Tuesday, November 20, 2007

Blender


No, that's not a self-portrait! It's been quite a while since I last played around with Blender. Last weekend I decided to take a break from Flash/Flex/ActionScript and Painter activities and give Blender another try. Blender is a very powerful, stable, fast, open source 3d program. I'd found an excellent tutorial model on character animation and couldn't resist. I didn't get through the entire tutorial yet (I got through modeling and rigging), I hope to get through the rest of the tutorial soon. It's very exciting to start with just a plane (four vertices!) and build a model that you can then move around and render. It's like making your own toys :)

One of the problems with only occasionally working with a tool as complicated as Blender is that I end up having to re-learn a bunch of the basics. Blender's got a great user interface, it is very flexible and does a great job of allowing you to maximize your workspace. It's just that it is not similar to any other software I've ever used. Ironically, after using Blender a bit, I found myself wanting to use the "G" key to move stuff in Illustrator (which I've used since 1987). That says something about Blender's design.

I first got into 3d with Swivel 3d in 1989 (I think), it was the same year the IIci came out. Once I'd got all that 68K power I thought I'd try 3d. I didn't care much for Swivel because I was doing stuff for print. I did end up using it once to set up a scene in perspective which I then drew over it in Illustrator. I probably could have drawn the image quicker from scratch but it was a good experience. In 1992 I jumped into Strata 3d. After attending a 5-day training course put on by the Strata folks in beautiful St. George, Utah, I got hooked on Strata's outstanding rendering quality. The modeler wasn't great, so I dabbled in some other 3d programs as well at the time (like Infini-D), but I always came back to Strata for rendering. Strata in those days was as stable and dependable as Photoshop.

One of the other 3d packages I tried was Playmation. It had a very nice spline-based 3d, modeler. In fact the whole program, which was geared towards character animation, seemed revolutionary. Unfortunately, it was the most unstable program I ever owned. Over the years, I continued to upgrade it as it became Animation:Master. Never having much luck with the stability. When I crossed from the Mac world to the Windows world, I tried it a couple more times, hoping that it would be more stable on the platform it was developed on.

(And I'll just avoid mentioning Raydream's addDepth and Adobe Dimensions. While they're 3d and I enjoyed them both, they're not really in the same vein as they were vector tools and far simpler than your standard 3d program)

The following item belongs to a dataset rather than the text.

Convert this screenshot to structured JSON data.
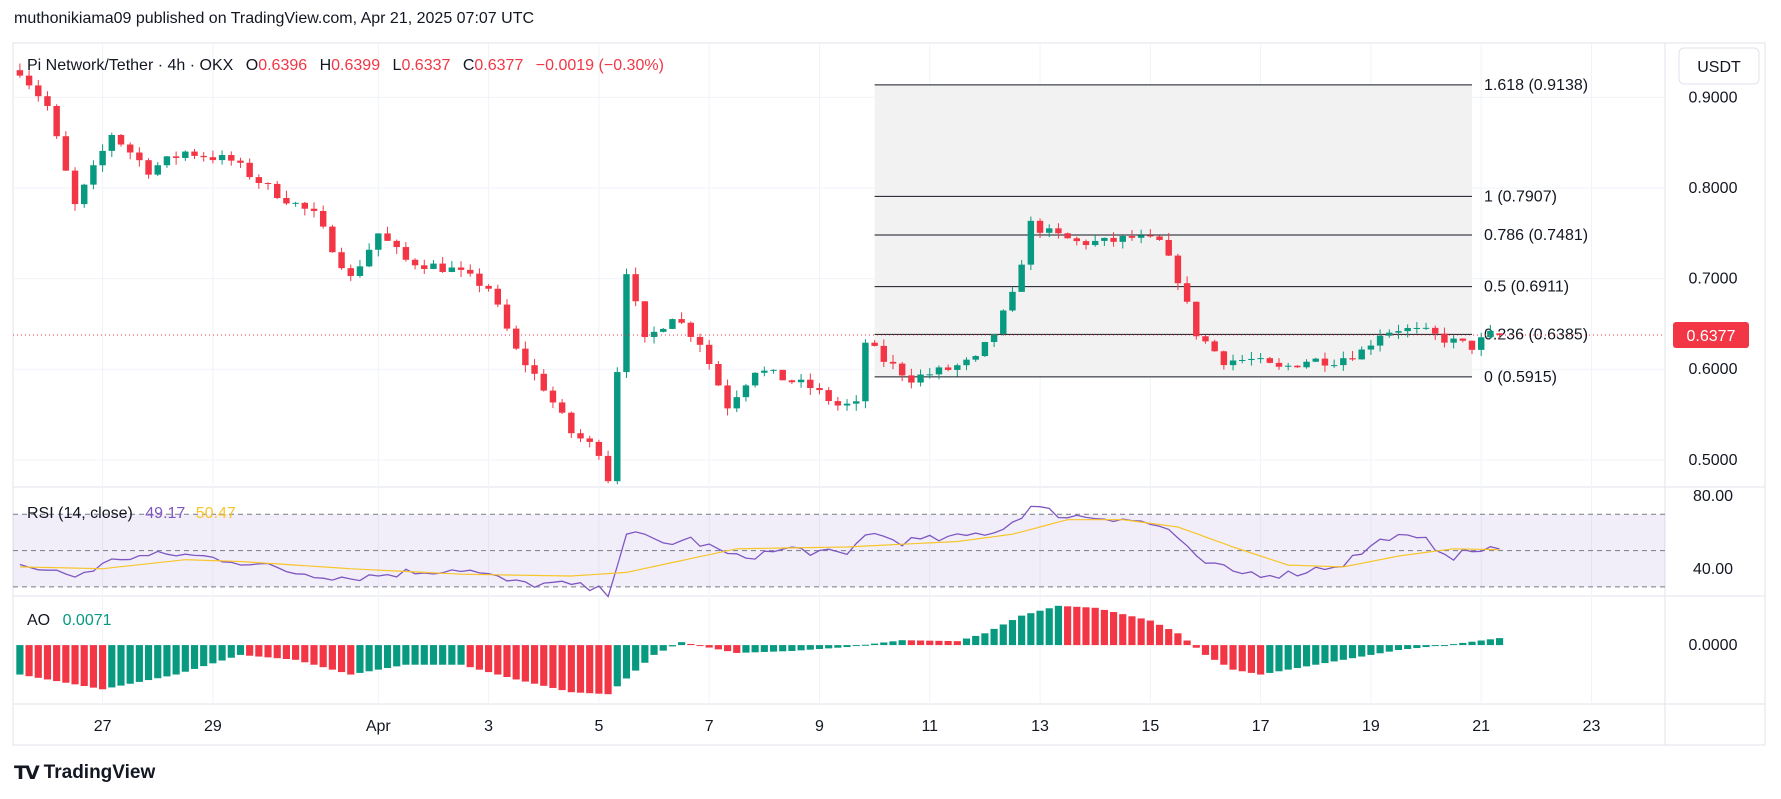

At work I got the opportunity to try Cinema 4d. It has a very approachable interface, is pretty stable, but a little on the slow side. The friendliness of its UI was reminiscent of Strata.

Eventually, I came across Blender. I downloaded it, installed it, opened it, then closed it and uninstalled. The user interface was just too strange! Some time later, I gave it another shot. This time going through a tutorial. I was hooked. The strange interface worked amazingly well. Blender was also very stable (like Strata), had a great modeler (different than A:M but just as powerful) and it was fast even on older machines. I worked with it in my spare time for a while but with mergers, job changes, etc. I'd let it fall lower in the priority cue until it fell right off.

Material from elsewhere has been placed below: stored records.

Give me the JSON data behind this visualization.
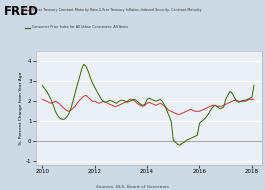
{
  "legend_line1": "5-Year Treasury Constant Maturity Rate-5-Year Treasury Inflation-Indexed Security, Constant Maturity",
  "legend_line2": "Consumer Price Index for All Urban Consumers: All Items",
  "ylabel": "%, Percent Change from Year Ago",
  "source": "Sources: BLS, Board of Governors",
  "ylim": [
    -1.2,
    4.5
  ],
  "yticks": [
    -1,
    0,
    1,
    2,
    3,
    4
  ],
  "bg_color": "#cdd9e5",
  "plot_bg": "#eaf0f6",
  "red_color": "#cc3333",
  "green_color": "#336600",
  "zero_line_color": "#aaaaaa",
  "xtick_years": [
    2010,
    2012,
    2014,
    2016,
    2018
  ],
  "red_x": [
    2010.0,
    2010.08,
    2010.17,
    2010.25,
    2010.33,
    2010.42,
    2010.5,
    2010.58,
    2010.67,
    2010.75,
    2010.83,
    2010.92,
    2011.0,
    2011.08,
    2011.17,
    2011.25,
    2011.33,
    2011.42,
    2011.5,
    2011.58,
    2011.67,
    2011.75,
    2011.83,
    2011.92,
    2012.0,
    2012.08,
    2012.17,
    2012.25,
    2012.33,
    2012.42,
    2012.5,
    2012.58,
    2012.67,
    2012.75,
    2012.83,
    2012.92,
    2013.0,
    2013.08,
    2013.17,
    2013.25,
    2013.33,
    2013.42,
    2013.5,
    2013.58,
    2013.67,
    2013.75,
    2013.83,
    2013.92,
    2014.0,
    2014.08,
    2014.17,
    2014.25,
    2014.33,
    2014.42,
    2014.5,
    2014.58,
    2014.67,
    2014.75,
    2014.83,
    2014.92,
    2015.0,
    2015.08,
    2015.17,
    2015.25,
    2015.33,
    2015.42,
    2015.5,
    2015.58,
    2015.67,
    2015.75,
    2015.83,
    2015.92,
    2016.0,
    2016.08,
    2016.17,
    2016.25,
    2016.33,
    2016.42,
    2016.5,
    2016.58,
    2016.67,
    2016.75,
    2016.83,
    2016.92,
    2017.0,
    2017.08,
    2017.17,
    2017.25,
    2017.33,
    2017.42,
    2017.5,
    2017.58,
    2017.67,
    2017.75,
    2017.83,
    2017.92,
    2018.0,
    2018.08
  ],
  "red_y": [
    2.1,
    2.05,
    2.0,
    1.95,
    1.9,
    1.95,
    2.0,
    1.95,
    1.85,
    1.75,
    1.65,
    1.55,
    1.5,
    1.55,
    1.65,
    1.75,
    1.9,
    2.05,
    2.15,
    2.25,
    2.3,
    2.2,
    2.1,
    2.0,
    2.0,
    1.95,
    1.9,
    1.95,
    2.0,
    1.95,
    1.9,
    1.85,
    1.8,
    1.75,
    1.75,
    1.8,
    1.85,
    1.9,
    1.95,
    2.0,
    2.1,
    2.1,
    2.05,
    1.95,
    1.85,
    1.8,
    1.75,
    1.8,
    1.9,
    1.95,
    1.9,
    1.85,
    1.8,
    1.85,
    1.9,
    1.85,
    1.75,
    1.65,
    1.55,
    1.5,
    1.45,
    1.4,
    1.35,
    1.35,
    1.4,
    1.45,
    1.5,
    1.55,
    1.6,
    1.55,
    1.5,
    1.5,
    1.5,
    1.55,
    1.6,
    1.65,
    1.7,
    1.75,
    1.8,
    1.8,
    1.75,
    1.75,
    1.75,
    1.8,
    1.85,
    1.9,
    1.95,
    2.0,
    2.05,
    2.05,
    2.0,
    2.0,
    2.0,
    2.0,
    2.05,
    2.1,
    2.1,
    2.1
  ],
  "green_x": [
    2010.0,
    2010.08,
    2010.17,
    2010.25,
    2010.33,
    2010.42,
    2010.5,
    2010.58,
    2010.67,
    2010.75,
    2010.83,
    2010.92,
    2011.0,
    2011.08,
    2011.17,
    2011.25,
    2011.33,
    2011.42,
    2011.5,
    2011.58,
    2011.67,
    2011.75,
    2011.83,
    2011.92,
    2012.0,
    2012.08,
    2012.17,
    2012.25,
    2012.33,
    2012.42,
    2012.5,
    2012.58,
    2012.67,
    2012.75,
    2012.83,
    2012.92,
    2013.0,
    2013.08,
    2013.17,
    2013.25,
    2013.33,
    2013.42,
    2013.5,
    2013.58,
    2013.67,
    2013.75,
    2013.83,
    2013.92,
    2014.0,
    2014.08,
    2014.17,
    2014.25,
    2014.33,
    2014.42,
    2014.5,
    2014.58,
    2014.67,
    2014.75,
    2014.83,
    2014.92,
    2015.0,
    2015.08,
    2015.17,
    2015.25,
    2015.33,
    2015.42,
    2015.5,
    2015.58,
    2015.67,
    2015.75,
    2015.83,
    2015.92,
    2016.0,
    2016.08,
    2016.17,
    2016.25,
    2016.33,
    2016.42,
    2016.5,
    2016.58,
    2016.67,
    2016.75,
    2016.83,
    2016.92,
    2017.0,
    2017.08,
    2017.17,
    2017.25,
    2017.33,
    2017.42,
    2017.5,
    2017.58,
    2017.67,
    2017.75,
    2017.83,
    2017.92,
    2018.0,
    2018.08
  ],
  "green_y": [
    2.8,
    2.65,
    2.5,
    2.3,
    2.1,
    1.8,
    1.5,
    1.3,
    1.15,
    1.1,
    1.1,
    1.2,
    1.35,
    1.6,
    2.0,
    2.4,
    2.8,
    3.2,
    3.6,
    3.85,
    3.75,
    3.5,
    3.2,
    2.9,
    2.7,
    2.5,
    2.3,
    2.1,
    2.0,
    1.95,
    2.0,
    2.05,
    2.0,
    1.95,
    1.9,
    2.0,
    2.05,
    2.05,
    2.0,
    1.95,
    2.0,
    2.05,
    2.1,
    2.05,
    1.95,
    1.85,
    1.8,
    1.85,
    2.1,
    2.15,
    2.1,
    2.05,
    2.0,
    2.05,
    2.1,
    2.0,
    1.8,
    1.55,
    1.3,
    1.0,
    0.05,
    -0.05,
    -0.15,
    -0.2,
    -0.1,
    -0.05,
    0.05,
    0.1,
    0.15,
    0.2,
    0.25,
    0.3,
    0.9,
    1.0,
    1.1,
    1.2,
    1.35,
    1.55,
    1.7,
    1.8,
    1.75,
    1.65,
    1.65,
    1.7,
    2.1,
    2.3,
    2.5,
    2.4,
    2.2,
    2.0,
    1.95,
    2.0,
    2.05,
    2.05,
    2.1,
    2.15,
    2.2,
    2.8
  ]
}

I'm really glad to be back working with it (and 3d) again. I can't figure out what the appeal of 3d is for me, why it keeps pulling me back. Part of it is what I mentioned earlier, being able to create something from scratch and move it around (or move around it). Strata's animation ability is one of the things that led me to interactive multimedia... I didn't want to just animate, I wanted to interact with the animations, which in turn led me further down the programming path. Now I think I'm coming full circle. One of the cool things modern 3d tools have is scripting languages. Blender has Python (which I've never tried), so that might be on the agenda down the line.